Source: AIP Digital Archive

Topics: Physics , Chemistry and Pharmacology

Notes: Expressions are derived for the nuclear quadrupole splittings in the E3 and E4 (para–para) states of (NH3)2 and it is shown that these can be matched with the standard expressions for rigid rotors with two identical quadrupolar nuclei. The matching is exact only when the off-diagonal Coriolis coupling is neglected. However, the selection rules for rotational transitions are just opposite to those for the rigid rotor.

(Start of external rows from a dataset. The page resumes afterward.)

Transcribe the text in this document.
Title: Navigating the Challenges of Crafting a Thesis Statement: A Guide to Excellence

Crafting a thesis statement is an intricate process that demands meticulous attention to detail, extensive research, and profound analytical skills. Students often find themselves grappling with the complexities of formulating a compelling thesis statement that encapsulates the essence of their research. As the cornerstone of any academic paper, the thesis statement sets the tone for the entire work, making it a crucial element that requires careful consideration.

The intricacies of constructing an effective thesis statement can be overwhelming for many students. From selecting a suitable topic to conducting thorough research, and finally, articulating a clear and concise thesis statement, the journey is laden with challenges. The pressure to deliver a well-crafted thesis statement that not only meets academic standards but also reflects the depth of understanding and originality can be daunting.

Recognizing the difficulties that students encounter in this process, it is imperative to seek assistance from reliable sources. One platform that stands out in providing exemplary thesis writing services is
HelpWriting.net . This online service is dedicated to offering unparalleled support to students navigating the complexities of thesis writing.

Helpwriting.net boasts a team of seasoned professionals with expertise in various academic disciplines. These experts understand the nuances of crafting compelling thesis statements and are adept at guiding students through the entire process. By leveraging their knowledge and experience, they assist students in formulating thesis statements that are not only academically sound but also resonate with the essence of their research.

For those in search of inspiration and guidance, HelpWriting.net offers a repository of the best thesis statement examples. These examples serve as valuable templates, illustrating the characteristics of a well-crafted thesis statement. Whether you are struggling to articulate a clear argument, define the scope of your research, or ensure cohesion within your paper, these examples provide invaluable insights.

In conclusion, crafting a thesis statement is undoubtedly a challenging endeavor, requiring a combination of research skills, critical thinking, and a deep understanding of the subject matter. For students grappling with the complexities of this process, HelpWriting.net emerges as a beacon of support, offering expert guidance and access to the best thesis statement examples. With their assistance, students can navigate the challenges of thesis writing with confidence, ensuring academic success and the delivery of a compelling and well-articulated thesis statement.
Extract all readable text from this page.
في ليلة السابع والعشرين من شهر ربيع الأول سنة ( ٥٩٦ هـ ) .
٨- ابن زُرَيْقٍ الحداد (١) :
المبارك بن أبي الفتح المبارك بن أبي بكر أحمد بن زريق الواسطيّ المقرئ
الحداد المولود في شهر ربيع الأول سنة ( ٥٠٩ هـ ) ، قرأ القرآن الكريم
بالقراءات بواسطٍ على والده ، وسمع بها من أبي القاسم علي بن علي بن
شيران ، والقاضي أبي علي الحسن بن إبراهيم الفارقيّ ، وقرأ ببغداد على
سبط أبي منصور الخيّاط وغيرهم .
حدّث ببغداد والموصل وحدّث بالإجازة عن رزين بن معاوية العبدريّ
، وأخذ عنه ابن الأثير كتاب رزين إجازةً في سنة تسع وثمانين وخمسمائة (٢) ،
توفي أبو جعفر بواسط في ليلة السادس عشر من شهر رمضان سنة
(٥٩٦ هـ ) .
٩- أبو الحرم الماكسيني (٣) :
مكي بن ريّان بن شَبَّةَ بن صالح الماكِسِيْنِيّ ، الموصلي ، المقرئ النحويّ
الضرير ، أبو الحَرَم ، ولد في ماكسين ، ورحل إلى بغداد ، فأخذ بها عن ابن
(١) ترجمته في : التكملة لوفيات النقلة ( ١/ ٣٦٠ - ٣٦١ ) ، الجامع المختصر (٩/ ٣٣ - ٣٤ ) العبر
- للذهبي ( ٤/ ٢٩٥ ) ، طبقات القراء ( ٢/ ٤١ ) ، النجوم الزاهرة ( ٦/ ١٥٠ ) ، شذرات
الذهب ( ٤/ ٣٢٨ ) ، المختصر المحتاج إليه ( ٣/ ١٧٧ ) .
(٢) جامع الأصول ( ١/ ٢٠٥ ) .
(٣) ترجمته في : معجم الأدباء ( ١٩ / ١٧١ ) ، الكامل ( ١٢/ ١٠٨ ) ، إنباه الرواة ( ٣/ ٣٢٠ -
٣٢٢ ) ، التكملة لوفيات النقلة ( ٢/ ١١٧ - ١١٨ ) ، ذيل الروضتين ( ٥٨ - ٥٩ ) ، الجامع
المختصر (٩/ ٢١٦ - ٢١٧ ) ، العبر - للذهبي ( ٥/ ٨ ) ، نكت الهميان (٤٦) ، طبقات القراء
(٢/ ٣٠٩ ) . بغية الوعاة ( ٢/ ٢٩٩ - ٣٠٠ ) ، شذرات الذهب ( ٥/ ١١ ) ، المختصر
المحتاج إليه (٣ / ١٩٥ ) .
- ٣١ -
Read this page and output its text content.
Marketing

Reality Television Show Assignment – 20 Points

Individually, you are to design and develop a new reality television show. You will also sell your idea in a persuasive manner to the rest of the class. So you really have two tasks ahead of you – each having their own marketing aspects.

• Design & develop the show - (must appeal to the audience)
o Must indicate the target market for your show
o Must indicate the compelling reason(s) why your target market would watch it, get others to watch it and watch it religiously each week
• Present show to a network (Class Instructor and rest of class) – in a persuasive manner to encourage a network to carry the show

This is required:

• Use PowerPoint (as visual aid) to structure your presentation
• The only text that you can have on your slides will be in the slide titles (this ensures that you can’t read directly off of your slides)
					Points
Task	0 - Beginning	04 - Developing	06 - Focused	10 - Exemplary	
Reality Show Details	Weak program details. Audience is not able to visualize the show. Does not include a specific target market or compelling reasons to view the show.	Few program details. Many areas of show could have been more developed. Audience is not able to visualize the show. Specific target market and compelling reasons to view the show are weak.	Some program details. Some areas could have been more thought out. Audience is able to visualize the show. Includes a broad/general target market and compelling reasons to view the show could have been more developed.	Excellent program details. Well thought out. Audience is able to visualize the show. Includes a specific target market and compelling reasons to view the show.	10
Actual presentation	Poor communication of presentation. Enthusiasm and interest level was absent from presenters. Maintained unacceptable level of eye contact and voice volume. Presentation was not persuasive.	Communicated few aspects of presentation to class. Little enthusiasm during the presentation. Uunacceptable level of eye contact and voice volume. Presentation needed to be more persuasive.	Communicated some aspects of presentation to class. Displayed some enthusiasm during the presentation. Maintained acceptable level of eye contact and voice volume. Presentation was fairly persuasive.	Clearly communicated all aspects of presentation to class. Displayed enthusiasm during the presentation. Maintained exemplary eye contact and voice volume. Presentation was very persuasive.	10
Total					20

Hyperfine splittings are measured for the J=2←1 transitions in the E3 and E4 states with ||K||=1; the quadrupole coupling constants χaa=0.1509(83) MHz and χbb−χcc=2.8365(83) MHz are extracted from these measurements by the use of the above mentioned correspondence with the rigid rotor expressions. The corresponding results are also calculated, with and without the Coriolis coupling, from the six-dimensional vibration–rotation–tunneling (VRT) wave functions of (NH3)2, which were previously obtained by Olthof et al. [E.H.T. Olthof, A. van der Avoird, and P.E.S. Wormer, J. Chem. Phys. 101, 8430 (1994)]. From the comparison of χaa with the measured value it follows that the semiempirical potential and the resulting VRT states of Olthof et al. are very accurate along the interchange (cursive-thetaA,cursive-thetaB) coordinate. From χbb−χcc it follows that this potential is probably too soft in the dihedral angle γ¯=γA−γB, which causes the torsional amplitude to be larger than derived from the experiment. © 1995 American Institute of Physics.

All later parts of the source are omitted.